Rod Stewart thinks Taylor is great too. A pattern of almost unsettling, genuine-feeling niceness on the part of Rod Stewart seems to be taking shape. No Stevie Wonder “don’t hug me” diva moments. No Barry Manilow stiffness or superiority. None of Kenny Rogers’s inscrutable, expressionless double-talk. Rod acts like he enjoys being here and would do it even if he didn’t have a terrible album to promote. But then, Rod is probably getting more sex than all three of those other dudes combined. I would lay down money that every day is like going to Your Body Is a Wonderland theme park for him.

Taylor Hicks is in a decent suit. Who made that happen? But hold up—before I talk about his song performance, I have a minor announcement to make. Taylor Hicks no longer makes me want to stab myself in the head. I’ve decided that he’s the most entertaining thing about this show. I still think he’s 47 and comes off like the kindly teacher who has to chaperone the other contestants on their field trip to the dinosaur museum. But his wacky antics last week finally won me over. He’s still a writhing mass of affectations and mental-case physical tics. But that’s the part I’ve decided I like. I hate it when he’s normal and boring. I like it when he spazzes it up. I need loony bar-band sax-solo insanity. I need contortions.

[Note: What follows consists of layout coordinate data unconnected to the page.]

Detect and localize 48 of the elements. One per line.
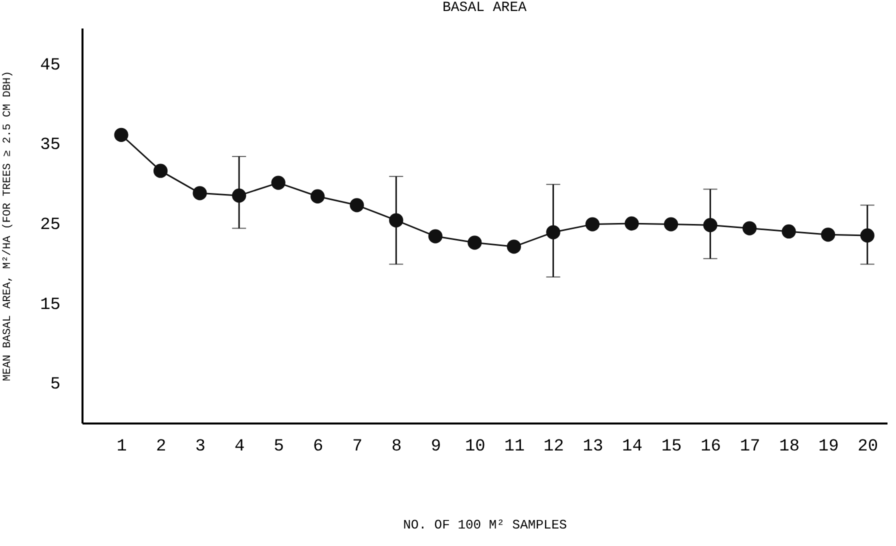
point <box>782 224 796 239</box>
x-tick-label: 14 <box>622 438 642 456</box>
x-tick-label: 10 <box>464 438 486 456</box>
point <box>428 229 442 244</box>
point <box>585 217 600 232</box>
point <box>860 228 874 243</box>
point <box>232 188 246 203</box>
x-tick-label: 5 <box>274 438 284 456</box>
x-tick-label: 7 <box>352 438 362 456</box>
y-tick-label: 45 <box>40 56 60 76</box>
x-tick-label: 12 <box>544 438 564 456</box>
x-tick-label: 16 <box>700 438 721 456</box>
x-tick-label: 17 <box>740 438 760 456</box>
point <box>310 189 325 204</box>
x-tick-label: 18 <box>779 438 800 456</box>
x-tick-label: 19 <box>818 438 839 456</box>
point <box>389 213 404 228</box>
x-tick-label: 11 <box>504 438 525 456</box>
point <box>114 128 128 142</box>
x-tick-label: 1 <box>116 438 127 456</box>
x-tick-label: 13 <box>582 438 604 456</box>
x-tick-label: 2 <box>156 438 166 456</box>
point <box>546 225 560 240</box>
chart-title: BASAL AREA <box>442 0 528 16</box>
point <box>664 217 678 232</box>
point <box>153 164 168 178</box>
point <box>624 216 639 231</box>
point <box>703 218 718 232</box>
point <box>821 228 836 242</box>
point <box>350 198 364 212</box>
y-tick-label: 25 <box>40 216 60 236</box>
y-tick-label: 5 <box>50 376 60 395</box>
y-axis-title: MEAN BASAL AREA, M²/HA (FOR TREES ≥ 2.5 CM DBH) <box>2 70 14 382</box>
x-tick-label: 9 <box>430 438 442 456</box>
x-tick-label: 3 <box>195 438 206 456</box>
x-tick-label: 4 <box>234 438 245 456</box>
x-tick-label: 20 <box>858 438 878 456</box>
x-tick-label: 6 <box>313 438 324 456</box>
x-tick-label: 8 <box>392 438 402 456</box>
x-axis-title: NO. OF 100 M² SAMPLES <box>403 518 568 532</box>
y-tick-label: 35 <box>40 136 60 156</box>
y-tick-label: 15 <box>40 296 60 315</box>
point <box>271 176 286 190</box>
point <box>468 236 482 250</box>
x-tick-label: 15 <box>661 438 682 456</box>
point <box>192 186 207 200</box>
point <box>506 240 522 254</box>
point <box>742 221 757 236</box>
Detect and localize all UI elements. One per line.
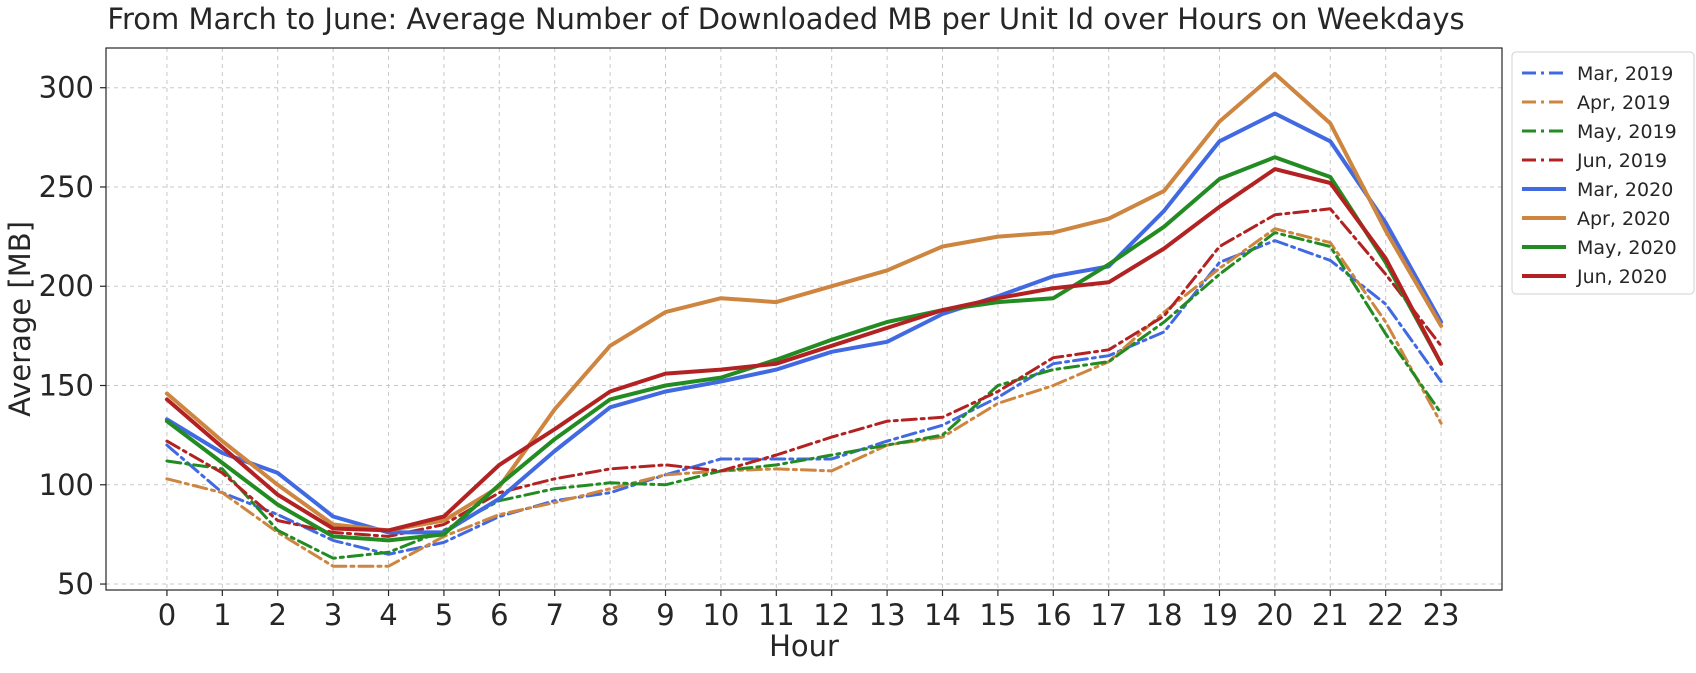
- legend-entry: May, 2020: [1522, 237, 1677, 259]
- legend-entry: Apr, 2020: [1522, 208, 1670, 230]
- x-tick-label: 8: [601, 598, 619, 632]
- y-tick-label: 250: [39, 170, 94, 204]
- legend-label: Jun, 2020: [1576, 266, 1667, 288]
- x-tick-label: 13: [869, 598, 906, 632]
- x-tick-label: 11: [758, 598, 795, 632]
- legend-entry: Mar, 2020: [1522, 179, 1673, 201]
- series-line-jun-2019: [165, 207, 1443, 538]
- y-tick-label: 50: [57, 567, 94, 601]
- x-tick-label: 10: [702, 598, 739, 632]
- legend-label: Apr, 2020: [1577, 208, 1670, 230]
- legend-label: May, 2019: [1577, 121, 1677, 143]
- y-axis-ticks: 50 100 150 200 250 300: [39, 71, 106, 601]
- x-tick-label: 17: [1090, 598, 1127, 632]
- legend-entry: Jun, 2019: [1522, 150, 1667, 172]
- legend-label: Apr, 2019: [1577, 92, 1670, 114]
- y-tick-label: 100: [39, 468, 94, 502]
- legend: Mar, 2019 Apr, 2019 May, 2019 Jun, 2019 Mar,…: [1511, 51, 1695, 295]
- legend-label: Mar, 2020: [1577, 179, 1673, 201]
- series-line-may-2019: [165, 231, 1443, 560]
- x-tick-label: 3: [324, 598, 342, 632]
- legend-entry: Mar, 2019: [1522, 63, 1673, 85]
- x-tick-label: 4: [379, 598, 397, 632]
- x-tick-label: 2: [269, 598, 287, 632]
- y-tick-label: 150: [39, 369, 94, 403]
- legend-label: May, 2020: [1577, 237, 1677, 259]
- x-tick-label: 22: [1367, 598, 1404, 632]
- y-tick-label: 200: [39, 269, 94, 303]
- legend-entry: May, 2019: [1522, 121, 1677, 143]
- x-tick-label: 7: [545, 598, 563, 632]
- x-tick-label: 9: [656, 598, 674, 632]
- x-tick-label: 20: [1256, 598, 1293, 632]
- x-axis-label: Hour: [769, 629, 839, 663]
- x-tick-label: 18: [1146, 598, 1183, 632]
- x-tick-label: 0: [158, 598, 176, 632]
- x-tick-label: 5: [435, 598, 453, 632]
- x-tick-label: 21: [1312, 598, 1349, 632]
- legend-label: Jun, 2019: [1576, 150, 1667, 172]
- series-layer: [164, 71, 1444, 568]
- chart-title: From March to June: Average Number of Do…: [107, 2, 1464, 36]
- legend-entry: Jun, 2020: [1522, 266, 1667, 288]
- y-tick-label: 300: [39, 71, 94, 105]
- x-tick-label: 14: [924, 598, 961, 632]
- x-axis-ticks: 0 1 2 3 4 5 6 7 8 9 10 11 12 13 14 15 16 17 18 19 20 21 22 23: [158, 590, 1460, 632]
- series-line-may-2020: [164, 155, 1444, 543]
- x-tick-label: 19: [1201, 598, 1238, 632]
- series-line-apr-2019: [165, 227, 1443, 568]
- x-tick-label: 23: [1423, 598, 1460, 632]
- x-tick-label: 15: [979, 598, 1016, 632]
- series-line-jun-2020: [164, 167, 1444, 533]
- series-line-apr-2020: [164, 71, 1444, 533]
- legend-entry: Apr, 2019: [1522, 92, 1670, 114]
- legend-label: Mar, 2019: [1577, 63, 1673, 85]
- y-axis-label: Average [MB]: [3, 221, 37, 417]
- x-tick-label: 1: [213, 598, 231, 632]
- x-tick-label: 6: [490, 598, 508, 632]
- x-tick-label: 16: [1035, 598, 1072, 632]
- x-tick-label: 12: [813, 598, 850, 632]
- series-line-mar-2019: [165, 239, 1443, 556]
- grid-layer: [106, 48, 1502, 590]
- legend-box: [1511, 51, 1695, 295]
- plot-area-frame: [105, 47, 1503, 591]
- legend-items: Mar, 2019 Apr, 2019 May, 2019 Jun, 2019 Mar,…: [1522, 63, 1677, 288]
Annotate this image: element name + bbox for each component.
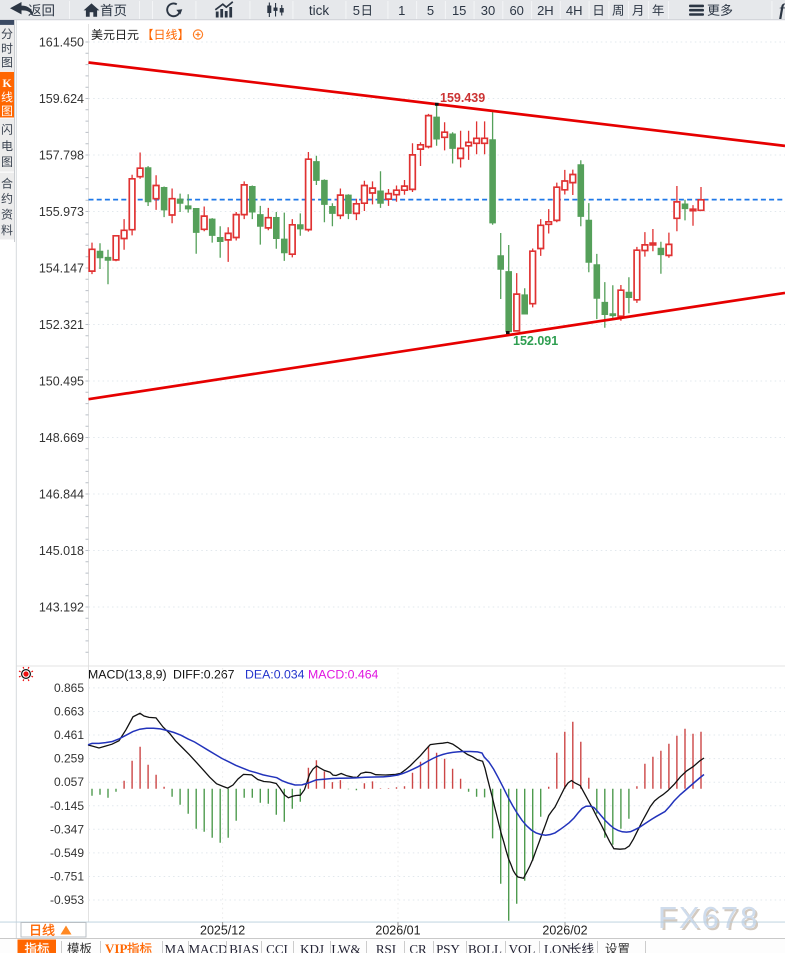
svg-text:KDJ: KDJ — [300, 941, 324, 953]
svg-text:BOLL: BOLL — [468, 941, 502, 953]
svg-text:MACD: MACD — [188, 941, 227, 953]
svg-text:FX678: FX678 — [658, 900, 759, 935]
svg-text:CCI: CCI — [266, 941, 288, 953]
svg-text:0.865: 0.865 — [54, 681, 84, 695]
svg-text:DEA:0.034: DEA:0.034 — [245, 668, 305, 682]
svg-text:154.147: 154.147 — [39, 261, 84, 275]
svg-text:VOL: VOL — [509, 941, 536, 953]
svg-text:2025/12: 2025/12 — [200, 924, 245, 938]
svg-text:CR: CR — [409, 941, 427, 953]
svg-text:161.450: 161.450 — [39, 35, 84, 49]
svg-text:0.057: 0.057 — [54, 775, 84, 789]
svg-text:0.461: 0.461 — [54, 728, 84, 742]
svg-text:152.321: 152.321 — [39, 318, 84, 332]
svg-text:155.973: 155.973 — [39, 205, 84, 219]
svg-text:LW&: LW& — [331, 941, 360, 953]
svg-text:150.495: 150.495 — [39, 374, 84, 388]
svg-text:-0.145: -0.145 — [50, 799, 84, 813]
svg-text:FX678: FX678 — [660, 902, 761, 937]
svg-text:MACD(13,8,9): MACD(13,8,9) — [88, 668, 167, 682]
svg-text:5: 5 — [353, 3, 360, 18]
svg-text:MACD:0.464: MACD:0.464 — [308, 668, 379, 682]
svg-text:-0.953: -0.953 — [50, 893, 84, 907]
svg-text:BIAS: BIAS — [229, 941, 259, 953]
svg-text:2026/02: 2026/02 — [542, 924, 587, 938]
svg-text:-0.347: -0.347 — [50, 822, 84, 836]
svg-text:152.091: 152.091 — [513, 334, 558, 348]
svg-text:157.798: 157.798 — [39, 148, 84, 162]
svg-text:f: f — [779, 1, 785, 20]
svg-text:159.624: 159.624 — [39, 92, 84, 106]
svg-text:146.844: 146.844 — [39, 487, 84, 501]
svg-text:tick: tick — [309, 3, 330, 18]
svg-text:0.663: 0.663 — [54, 705, 84, 719]
svg-text:-0.549: -0.549 — [50, 846, 84, 860]
svg-text:60: 60 — [509, 3, 523, 18]
svg-text:LON: LON — [544, 941, 571, 953]
svg-text:5: 5 — [427, 3, 434, 18]
svg-text:15: 15 — [452, 3, 466, 18]
svg-text:4H: 4H — [566, 3, 583, 18]
svg-text:2026/01: 2026/01 — [375, 924, 420, 938]
svg-text:2H: 2H — [537, 3, 554, 18]
svg-text:148.669: 148.669 — [39, 431, 84, 445]
svg-text:MA: MA — [165, 941, 187, 953]
svg-text:143.192: 143.192 — [39, 600, 84, 614]
svg-text:PSY: PSY — [436, 941, 460, 953]
svg-text:0.259: 0.259 — [54, 752, 84, 766]
svg-text:145.018: 145.018 — [39, 544, 84, 558]
svg-text:30: 30 — [481, 3, 495, 18]
svg-text:K: K — [2, 76, 12, 90]
svg-text:DIFF:0.267: DIFF:0.267 — [173, 668, 235, 682]
svg-text:RSI: RSI — [376, 941, 396, 953]
svg-text:1: 1 — [398, 3, 405, 18]
svg-text:VIP: VIP — [105, 941, 127, 953]
svg-text:-0.751: -0.751 — [50, 870, 84, 884]
svg-text:159.439: 159.439 — [440, 91, 485, 105]
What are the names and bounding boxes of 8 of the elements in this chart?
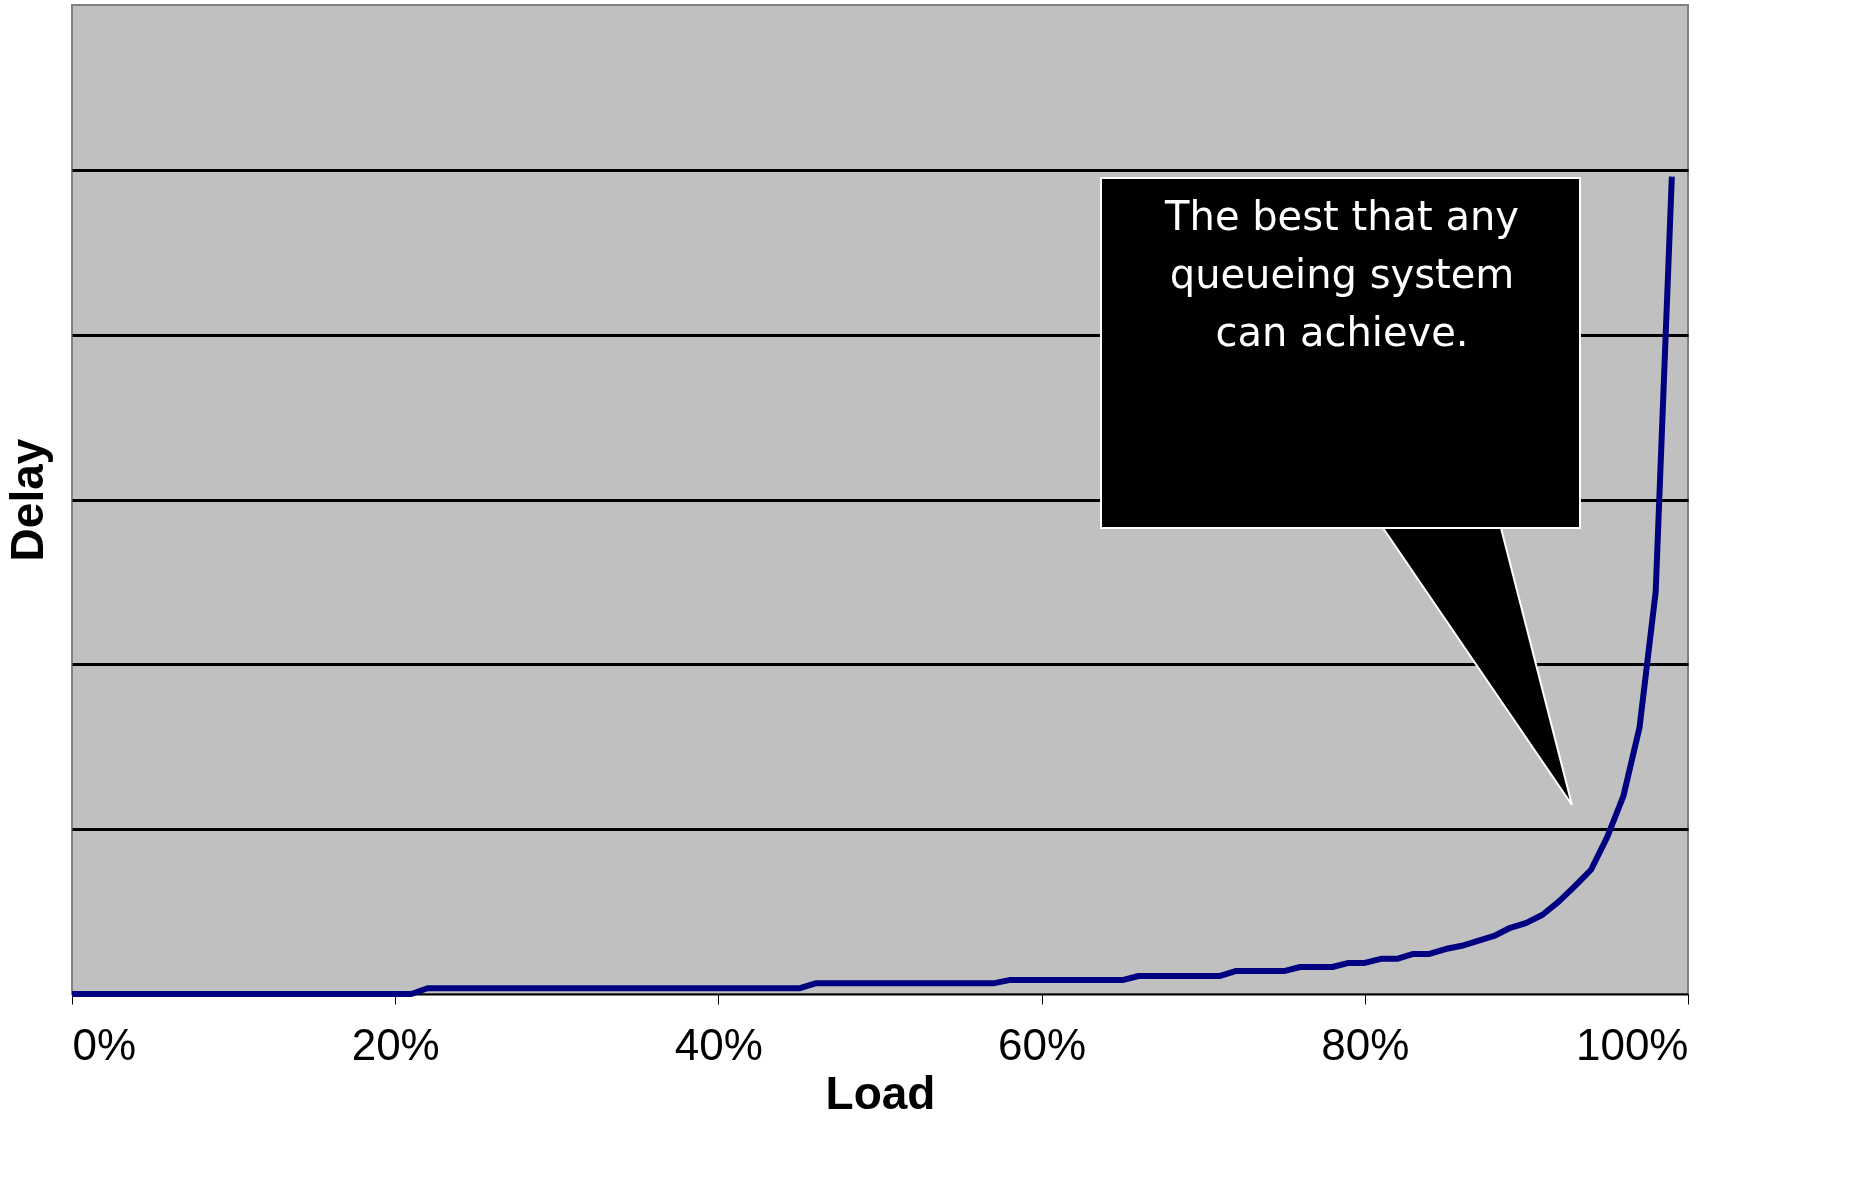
x-tick-label: 60% xyxy=(998,1019,1087,1069)
x-tick-label: 0% xyxy=(72,1019,137,1069)
x-tick-label: 80% xyxy=(1321,1019,1410,1069)
x-tick-label: 40% xyxy=(674,1019,763,1069)
x-axis-title: Load xyxy=(825,1066,936,1119)
y-axis-title: Delay xyxy=(0,438,53,562)
x-tick-label: 20% xyxy=(351,1019,440,1069)
x-tick-label: 100% xyxy=(1575,1019,1689,1069)
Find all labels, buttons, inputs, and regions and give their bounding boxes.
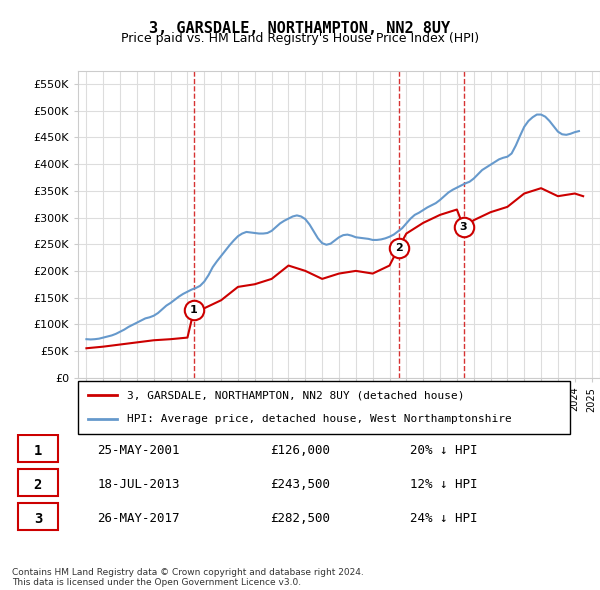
Text: 3: 3 (460, 222, 467, 232)
FancyBboxPatch shape (18, 435, 58, 462)
Text: £126,000: £126,000 (270, 444, 330, 457)
Text: Contains HM Land Registry data © Crown copyright and database right 2024.
This d: Contains HM Land Registry data © Crown c… (12, 568, 364, 587)
FancyBboxPatch shape (78, 381, 570, 434)
Text: 1: 1 (190, 306, 198, 316)
Text: £243,500: £243,500 (270, 478, 330, 491)
Text: 3, GARSDALE, NORTHAMPTON, NN2 8UY (detached house): 3, GARSDALE, NORTHAMPTON, NN2 8UY (detac… (127, 391, 465, 401)
Text: 18-JUL-2013: 18-JUL-2013 (97, 478, 180, 491)
Text: 20% ↓ HPI: 20% ↓ HPI (410, 444, 478, 457)
Text: £282,500: £282,500 (270, 512, 330, 525)
Text: 3: 3 (34, 512, 42, 526)
Text: 1: 1 (34, 444, 42, 458)
Text: Price paid vs. HM Land Registry's House Price Index (HPI): Price paid vs. HM Land Registry's House … (121, 32, 479, 45)
Text: 12% ↓ HPI: 12% ↓ HPI (410, 478, 478, 491)
Text: 2: 2 (395, 242, 403, 253)
Text: 26-MAY-2017: 26-MAY-2017 (97, 512, 180, 525)
Text: 2: 2 (34, 477, 42, 491)
Text: HPI: Average price, detached house, West Northamptonshire: HPI: Average price, detached house, West… (127, 414, 512, 424)
FancyBboxPatch shape (18, 469, 58, 496)
Text: 3, GARSDALE, NORTHAMPTON, NN2 8UY: 3, GARSDALE, NORTHAMPTON, NN2 8UY (149, 21, 451, 35)
Text: 25-MAY-2001: 25-MAY-2001 (97, 444, 180, 457)
Text: 24% ↓ HPI: 24% ↓ HPI (410, 512, 478, 525)
FancyBboxPatch shape (18, 503, 58, 530)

I want him to always be the lusty wolf in an old Tex Avery cartoon, eyeballs popping out of his head and tongue unfurled to the floor. But I draw the line at that effing harmonica. If he whips that out again, it’s no deal. I’ll revert back to my old position. Really quickly. But for now, there it is. Now the people at GrayCharles.com can stop placing burning bags of dog poop at my front door.

Hicks sings “You Send Me.” All quiet and normal. WAIT A SECOND, MAN! I JUST SAID I WAS STARTING TO NOT WISH THAT YOU WOULD BE DEVOURED BY WOLVES! MAKE SOME CRAZY HAPPEN! But just when you think all is lost, he starts in with the hunching and bouncing and yelling. It’s almost like he forgot his signature moves until the middle and then made up for it in the last chunk by doing them all at once. I approve of this. After his big finish the crowd goes mental. The camera cuts to an enthusiastic delegation from BlackPeopleLoveUs.com.

It’s commercial time. A trailer for Poseidon, a remake of my all-time favorite movie, The Poseidon Adventure. I haven’t seen this commercial yet, so I’m kind of excited.

Oh, shit, it’s Fergie from Black-Eyed Peas. Why is Fergie from Black-Eyed Peas in this commercial? She can’t be in the movie, can she? Black-Eyed Peas is the worst hip-hop band ever. Don’t people understand this? 2 Live Jews were better than Black-Eyed Peas. And she’s the worst singer in the worst band ever. That makes her the double-worst. I’m freaking out now.